Renungan Harian, 30 Maret 2019
Hakim Hakim 3 : 7 - 8
Otniel adalah seorang penyelamat bagi bangsa Israel pada zaman hakim-hakim setelah Yosua mati. Setelah berakhirnya kepemimpinan Yosua, bangsa Israel seperti kehilangan arah. Mereka menjadi bangsa yang menyembah tidak kepada Tuhan Allah yang membebaskan mereka dari bangsa Mesir, tetapi mereka malah menyembah allah lain yaitu baal dan asytoret.Ayah otniel bernama Kenas, dan isterinya bernama Akhsa. Akhsa adalah sebuah hadiah yang diberikan oleh Kaleb ayahnya sesuai dengan apa yang dijanjikannya yaitu “Siapa yang mampu merebut Debit (sebuah kota), kepadanya Kaleb memberikan anaknya untuk dijadikan sebagai seorang isteri dan tidak hanya itu, ia juga diberikan hadiah tanah yang gersang dan mata air di wilayah mereka (Hakim-Hakim 1 : 12 – 15).
Berulangkali Tuhan murka kepada mereka dan menyerahkan mereka kepada musuh mereka. Namun Tuhan tetap mengasihi dan ingin menolong mereka dalam murkaNya dan memberikan hakim hakim kepada mereka, namun tetap saja bangsa ini menjadi bangsa yang keras kepala dan tetap menyembah allah lain, ketika hakim yang dipilih Tuhan telah mati. Ketika Tuhan kembali murka kepada mereka karena menyembah allah lain, Tuhan menyerahkan mereka kepad Kusyan-Risyatim, raja Aram-Mesopotamia. Bangsa Israel harus tunduk kepada raja delapan tahun lamanya.

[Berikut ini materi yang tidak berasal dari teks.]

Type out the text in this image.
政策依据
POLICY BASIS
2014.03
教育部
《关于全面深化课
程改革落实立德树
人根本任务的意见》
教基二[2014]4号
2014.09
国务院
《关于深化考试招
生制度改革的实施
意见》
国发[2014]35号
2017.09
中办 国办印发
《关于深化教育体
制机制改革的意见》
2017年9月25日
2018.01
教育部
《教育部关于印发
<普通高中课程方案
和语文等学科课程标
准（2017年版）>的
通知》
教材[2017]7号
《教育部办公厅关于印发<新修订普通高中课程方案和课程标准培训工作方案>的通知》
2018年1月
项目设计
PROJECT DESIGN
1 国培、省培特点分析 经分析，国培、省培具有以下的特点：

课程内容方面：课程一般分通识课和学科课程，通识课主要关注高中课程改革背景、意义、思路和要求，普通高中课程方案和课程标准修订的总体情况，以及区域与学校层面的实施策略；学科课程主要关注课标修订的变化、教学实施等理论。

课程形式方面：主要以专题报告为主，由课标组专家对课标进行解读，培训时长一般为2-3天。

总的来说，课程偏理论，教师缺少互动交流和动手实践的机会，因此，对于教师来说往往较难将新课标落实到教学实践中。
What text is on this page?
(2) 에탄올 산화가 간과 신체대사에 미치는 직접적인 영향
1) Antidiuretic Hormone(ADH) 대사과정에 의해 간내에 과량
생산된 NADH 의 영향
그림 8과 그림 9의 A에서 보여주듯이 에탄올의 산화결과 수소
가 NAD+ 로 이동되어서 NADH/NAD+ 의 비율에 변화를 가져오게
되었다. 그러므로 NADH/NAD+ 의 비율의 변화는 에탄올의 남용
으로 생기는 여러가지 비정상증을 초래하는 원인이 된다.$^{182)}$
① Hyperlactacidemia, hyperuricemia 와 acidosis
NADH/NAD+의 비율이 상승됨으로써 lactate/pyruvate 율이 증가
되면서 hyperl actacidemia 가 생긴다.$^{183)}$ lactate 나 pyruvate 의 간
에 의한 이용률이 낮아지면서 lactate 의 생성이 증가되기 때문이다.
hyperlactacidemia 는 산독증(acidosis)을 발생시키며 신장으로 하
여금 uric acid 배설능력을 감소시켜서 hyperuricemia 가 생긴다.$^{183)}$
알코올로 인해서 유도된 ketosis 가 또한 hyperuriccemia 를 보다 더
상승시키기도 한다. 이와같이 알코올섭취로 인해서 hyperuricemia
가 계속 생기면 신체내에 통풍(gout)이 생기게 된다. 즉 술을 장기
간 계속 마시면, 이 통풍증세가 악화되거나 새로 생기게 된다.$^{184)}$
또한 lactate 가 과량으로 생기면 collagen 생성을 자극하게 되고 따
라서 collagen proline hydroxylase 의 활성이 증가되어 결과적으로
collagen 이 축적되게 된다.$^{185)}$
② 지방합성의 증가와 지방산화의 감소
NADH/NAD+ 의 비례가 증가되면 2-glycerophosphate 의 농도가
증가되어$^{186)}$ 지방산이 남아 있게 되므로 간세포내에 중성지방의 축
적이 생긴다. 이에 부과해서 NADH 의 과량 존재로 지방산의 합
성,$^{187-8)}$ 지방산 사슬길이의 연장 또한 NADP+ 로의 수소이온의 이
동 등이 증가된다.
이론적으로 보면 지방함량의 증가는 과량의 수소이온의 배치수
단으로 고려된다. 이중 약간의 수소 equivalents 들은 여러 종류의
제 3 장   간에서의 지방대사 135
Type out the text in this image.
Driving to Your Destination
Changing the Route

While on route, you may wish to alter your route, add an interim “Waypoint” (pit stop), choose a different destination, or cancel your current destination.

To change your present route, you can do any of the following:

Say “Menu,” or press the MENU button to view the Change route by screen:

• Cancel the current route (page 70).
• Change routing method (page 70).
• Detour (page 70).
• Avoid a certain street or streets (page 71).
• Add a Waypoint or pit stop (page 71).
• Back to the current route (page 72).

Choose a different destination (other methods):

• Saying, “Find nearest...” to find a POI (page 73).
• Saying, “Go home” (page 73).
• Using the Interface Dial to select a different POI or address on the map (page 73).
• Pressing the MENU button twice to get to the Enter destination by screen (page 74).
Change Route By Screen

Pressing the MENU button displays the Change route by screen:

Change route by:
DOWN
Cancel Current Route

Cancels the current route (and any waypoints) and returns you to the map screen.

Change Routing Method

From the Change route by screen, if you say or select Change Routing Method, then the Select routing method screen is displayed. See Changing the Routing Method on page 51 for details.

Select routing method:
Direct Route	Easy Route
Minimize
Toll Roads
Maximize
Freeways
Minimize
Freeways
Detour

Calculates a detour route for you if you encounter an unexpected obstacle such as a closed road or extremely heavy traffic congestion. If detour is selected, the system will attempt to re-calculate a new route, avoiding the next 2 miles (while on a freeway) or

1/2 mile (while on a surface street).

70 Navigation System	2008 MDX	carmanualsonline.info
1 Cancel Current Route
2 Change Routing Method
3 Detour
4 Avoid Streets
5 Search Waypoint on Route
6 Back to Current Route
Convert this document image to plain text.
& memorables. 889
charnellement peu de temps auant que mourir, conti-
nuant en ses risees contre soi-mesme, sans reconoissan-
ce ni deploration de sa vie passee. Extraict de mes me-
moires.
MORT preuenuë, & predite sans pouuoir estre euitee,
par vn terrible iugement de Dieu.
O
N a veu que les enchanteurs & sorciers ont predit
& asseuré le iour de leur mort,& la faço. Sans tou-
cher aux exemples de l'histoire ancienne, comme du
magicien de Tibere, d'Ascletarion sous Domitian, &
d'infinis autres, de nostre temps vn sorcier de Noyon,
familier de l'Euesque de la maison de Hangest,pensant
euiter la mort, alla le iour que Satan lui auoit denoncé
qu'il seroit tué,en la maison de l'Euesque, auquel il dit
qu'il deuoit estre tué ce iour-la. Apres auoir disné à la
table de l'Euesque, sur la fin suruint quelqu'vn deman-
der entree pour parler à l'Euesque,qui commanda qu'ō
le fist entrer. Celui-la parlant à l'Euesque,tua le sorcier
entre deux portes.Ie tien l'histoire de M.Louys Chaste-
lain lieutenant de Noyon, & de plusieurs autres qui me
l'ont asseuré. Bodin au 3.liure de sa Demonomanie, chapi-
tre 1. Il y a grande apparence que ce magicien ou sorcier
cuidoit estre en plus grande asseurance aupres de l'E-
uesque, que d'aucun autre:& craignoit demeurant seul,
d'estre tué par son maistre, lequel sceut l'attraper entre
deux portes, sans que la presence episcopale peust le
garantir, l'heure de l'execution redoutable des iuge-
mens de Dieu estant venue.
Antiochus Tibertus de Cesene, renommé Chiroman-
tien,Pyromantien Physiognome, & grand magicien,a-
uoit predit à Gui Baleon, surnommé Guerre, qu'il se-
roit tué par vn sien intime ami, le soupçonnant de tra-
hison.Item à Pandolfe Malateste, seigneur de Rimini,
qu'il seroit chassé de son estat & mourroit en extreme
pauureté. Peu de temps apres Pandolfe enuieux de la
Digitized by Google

Setelah merasa terdesak, kemudia bangsa ini berseru kepada Tuhan, dan kembali Tuhan mengasihi bangsa ini dan memberikan Otniel dan Roh Tuhan menghinggapi dia. Dan melalui kepemimpinanNya, Tuhan menyerahkan musuh mereka kepada bangsa Israel. Lalu amanlah negeri itu di dalam kepemimpinanNya, karena ia berkenan kepada Tuhan, selama empat puluh tahun lamanya.
Yuk, belajar untuk memiliki ketegasan sikap Otniel yang tetap berpegang teguh pada ketetapan Tuhan walau di sekelilingnya pun adalah orang-orang yang tidak setia. Jadilah teladan dan lihatlah apa yang Tuhan berikan ketika kita tetap setia, Tuhan memberkati tidak hanya Otniel tapi bangsa Israel selama kepemimpinannya empat puluh tahun.